La Calórica

En una estupenda jornada de otoño la plaza lucía abarrotada de residentes y visitantes en tarde de domingo. Bares, establecimientos de alimentación y tabernas ofrecían ofertas de pinchos y botellines que congregaban a una multitud de jóvenes con ganas de pasárselo bien. En contraste con tan gratas expectativas una familia sudamericana ocupaba la totalidad de un banco público con una lata de refresco en la mano, miraban alrededor entre curiosos y resignados ante su presente, probablemente de descanso, un breve interludio en medio de ningún sitio antes del inicio de otra semana agotadora.

Otros accedíamos al teatro entre risueños y expectantes, a una decena de minutos del comienzo de la función. Aconsejados y animados por amigos y conocidos en la capital catalana, por fin íbamos a asistir a una representación de una de las compañías de referencia en Cataluña. Unos más entre un numeroso público en el que prevalecía una juventud moderna, guapa y satisfecha, y que como sorprendentemente comprobamos al final acudía al teatro ya previamente ganada para la causa. Una juventud que aplaudió, grito y se levantó al final de la obra, mientras nosotros nos mirábamos, repito, sorprendidos e intentando adivinar qué nos habíamos perdido en la hora y media que duró la representación.

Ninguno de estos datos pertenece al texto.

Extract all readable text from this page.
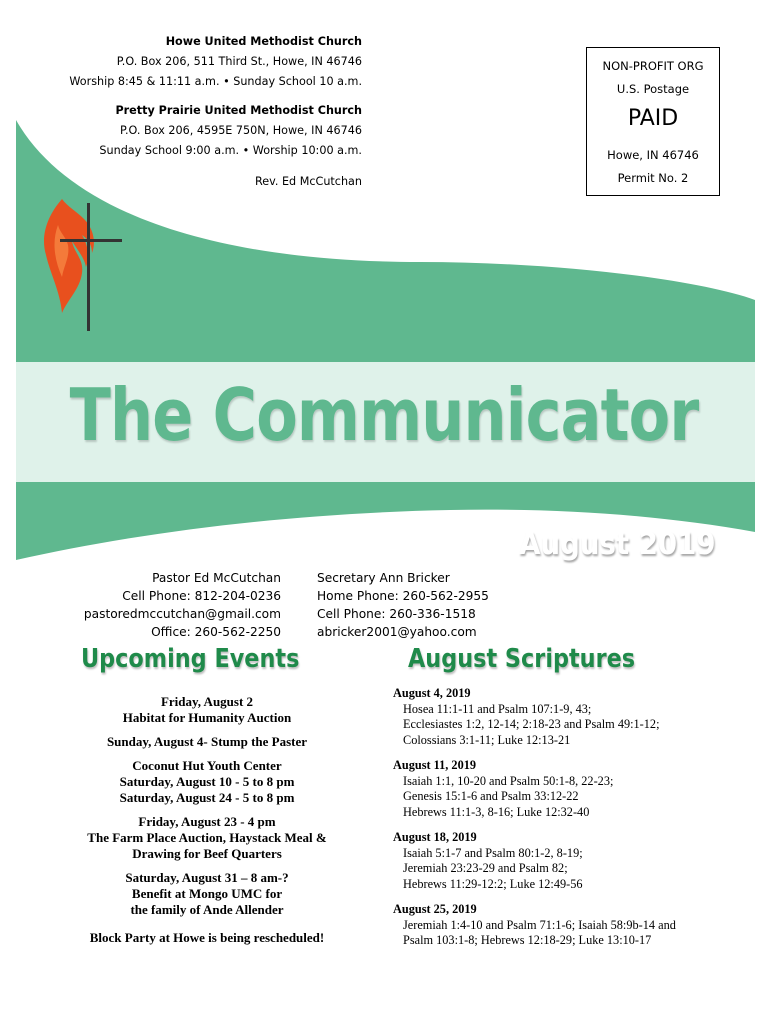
Howe United Methodist Church
P.O. Box 206, 511 Third St., Howe, IN 46746
Worship 8:45 & 11:11 a.m. • Sunday School 10 a.m.
Pretty Prairie United Methodist Church
P.O. Box 206, 4595E 750N, Howe, IN 46746
Sunday School 9:00 a.m. • Worship 10:00 a.m.
Rev. Ed McCutchan
NON-PROFIT ORG
U.S. Postage
PAID
Howe, IN 46746
Permit No. 2
The Communicator
August 2019
Pastor Ed McCutchan
Cell Phone: 812-204-0236
pastoredmccutchan@gmail.com
Office: 260-562-2250
Secretary Ann Bricker
Home Phone: 260-562-2955
Cell Phone: 260-336-1518
abricker2001@yahoo.com
Upcoming Events	August Scriptures
Friday, August 2
Habitat for Humanity Auction
Sunday, August 4- Stump the Paster
Coconut Hut Youth Center
Saturday, August 10 - 5 to 8 pm
Saturday, August 24 - 5 to 8 pm
Friday, August 23 - 4 pm
The Farm Place Auction, Haystack Meal &
Drawing for Beef Quarters
Saturday, August 31 – 8 am-?
Benefit at Mongo UMC for
the family of Ande Allender
Block Party at Howe is being rescheduled!
August 4, 2019
Hosea 11:1-11 and Psalm 107:1-9, 43;
Ecclesiastes 1:2, 12-14; 2:18-23 and Psalm 49:1-12;
Colossians 3:1-11; Luke 12:13-21
August 11, 2019
Isaiah 1:1, 10-20 and Psalm 50:1-8, 22-23;
Genesis 15:1-6 and Psalm 33:12-22
Hebrews 11:1-3, 8-16; Luke 12:32-40
August 18, 2019
Isaiah 5:1-7 and Psalm 80:1-2, 8-19;
Jeremiah 23:23-29 and Psalm 82;
Hebrews 11:29-12:2; Luke 12:49-56
August 25, 2019
Jeremiah 1:4-10 and Psalm 71:1-6; Isaiah 58:9b-14 and
Psalm 103:1-8; Hebrews 12:18-29; Luke 13:10-17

Y así abandonamos la sala, intrigados y preguntándonos qué se nos había pasado o no entendido, por qué nuestra sorpresa cuando la sala al unísono se levantó, aplaudió y grito antes incluso de que la representación llegara a su término.

Después, mientras cenábamos, seguimos intentando dar con la clave que nos faltaba, repasando una obra típicamente burguesa, impecablemente dirigida e interpretada, que pretendía mostrar el mundo visto por una burguesía profesional, políglota, progresista y guapa con tendencias woke -tal vez por aquello de estar rabiosamente al día.

Con la excusa del Congreso de Viena, celebrado en 1814 -el tema principal de la obra-, habíamos asistido a una especie de farsa, repito, muy bien dirigida e interpretada, que, de no ser por una voz en off encargada de guiar al espectador acerca de lo que ocurría sobre el escenario, habría quedado en un esmerado, blando e ininteligible divertimento. Un espectáculo que desde la primera y aislada escena, en la que aparecen un par de personajes de una isla remota del Índico -como inevitable peaje identitario y reivindicativo del progresismo catalán-, pronto olvidada por el espectador, así como por el posterior desarrollo de los preámbulos y anécdotas del citado Congreso, deja al espectador intrigado en la butaca aguardando a que aquello vaya cobrando forma. No falta la irremediable sátira, tan grotesca como carente de sitio, del representante español cateto, chabacano e inculto -obligada denuncia de la cutrez y precariedad histórica del estado español opresor del pueblo catalán; reída por el público. Incluso hay tiempo para un largo discurso en inglés de Margaret Thatcher, difícil de encajar, que intenta trazar un hilo conductor y actuar como colofón de una historia que definitivamente carece de pulso argumental. Para acabar diciéndonos que la solución a la total ausencia de justicia social en este mundo que cruelmente dirige el actual neoliberalismo imperante consiste en que los pobres se pongan a bailar. Y fin.

Que la burguesía, en este caso la catalana, además de demostrar que sabe de lenguas, se encargue de proclamar las debilidades, derroche e ineptitud de su gran enemigo histórico, la aristocracia, quien se opuso durante años a su ascenso y gobierno de la sociedad, es una cosa, e intentar relacionar dichas  cuestiones con el neoliberalismo más salvaje que iniciaron al unísono los gobiernos de Thatcher y Reagan es otra. Hay por medio todo un siglo XIX con dos movimientos revolucionarios internacionales que ni aparecen, además de dos cruentas guerras mundiales -por resaltar lo más importante- que dieron forma al panorama que se encontró y destruyó la primera ministra británica. Hay que ser muy imaginativo, o tener poco aprecio por la historia, para pretender atar unos cabos a años de distancia unos de otros.

Ante tal precariedad argumental, la representación queda en un bonito y dócil espectáculo al que solo se le ocurre como colofón poner a bailar al patio de butacas como representante de la parte más maltratada de la población mundial, una servidumbre que salta y baila contenta y al parecer liberada, eso sí, mientras los burgueses son los que dirigen ahora la orquesta.